While DoD plans to reduce procurement quantities in a number of areas to meet budget targets, it still aims to make investments in other areas, such as cybersecurity and electronic warfare.
“It’s an area we’re not only protecting our investments in, but making bigger investments,” Carter said of cybersecurity.
Carter said he is “still not remotely satisfied with where we are in dealing with cyber.”
As for electronic warfare, it is an area DoD has “undervalued and understressed in the recent past and in some cases fallen a bit behind, lost some of our edge,” Carter said. “We need to catch up.”
Speaking at the conference, Air Force acquisition executive David Van Buren called on industry to innovate in the cyber arena.
“People are looking for new ideas,” he said. “For you and industry, that’s an area that you might focus on a little more.”
Cyber is the only area in the Air Force budget that is growing, Gen. Norton Schwartz, the Air Force chief of staff, said at the same conference.
“This is a place for imaginations to move quickly,” Schwartz said. “We certainly are endeavoring to allow our imaginations to expand.”
Carter said he is “particularly worried about the effect of jammers on our large, installed base radars.”

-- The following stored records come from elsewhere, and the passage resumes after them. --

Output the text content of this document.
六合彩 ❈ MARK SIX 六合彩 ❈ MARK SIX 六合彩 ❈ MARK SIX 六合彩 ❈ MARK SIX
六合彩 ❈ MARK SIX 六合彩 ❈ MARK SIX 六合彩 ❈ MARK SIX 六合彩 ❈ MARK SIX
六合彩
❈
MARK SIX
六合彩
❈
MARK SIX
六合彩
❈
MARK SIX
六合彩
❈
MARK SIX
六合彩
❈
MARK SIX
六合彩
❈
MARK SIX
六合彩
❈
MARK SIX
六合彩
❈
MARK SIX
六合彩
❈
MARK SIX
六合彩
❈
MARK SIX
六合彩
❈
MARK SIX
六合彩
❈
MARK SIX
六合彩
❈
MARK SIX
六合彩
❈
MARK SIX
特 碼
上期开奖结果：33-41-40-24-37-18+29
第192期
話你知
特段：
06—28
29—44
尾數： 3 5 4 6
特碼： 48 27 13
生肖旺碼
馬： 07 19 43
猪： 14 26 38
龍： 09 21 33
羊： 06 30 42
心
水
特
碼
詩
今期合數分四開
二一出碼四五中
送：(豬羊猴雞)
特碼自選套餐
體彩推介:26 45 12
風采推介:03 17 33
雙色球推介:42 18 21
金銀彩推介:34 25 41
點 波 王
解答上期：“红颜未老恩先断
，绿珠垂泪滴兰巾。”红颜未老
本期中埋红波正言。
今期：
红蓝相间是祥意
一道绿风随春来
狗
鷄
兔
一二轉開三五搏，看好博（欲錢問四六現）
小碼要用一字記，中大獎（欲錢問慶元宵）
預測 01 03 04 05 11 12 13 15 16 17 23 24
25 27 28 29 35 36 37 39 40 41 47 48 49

Last summer, defense officials began looking at DoD’s electronic warfare portfolio for areas “where we have fallen behind in expectation,” Carter said.
“Fortunately, in many cases, with a reasonable investment, we can catch up quickly,” he said. “We still have the expertise in some places and government to do that.”
DoD has made strides in responding to electronic warfare over the last decade in Iraq and Afghanistan, Carter said, but these threats “aren’t as challenging” as ones the military could experience elsewhere.
“For any aircraft, however capable, however stealthy, to have a chance, it needs electronic warfare,” he said. “You can’t do all of that on board.”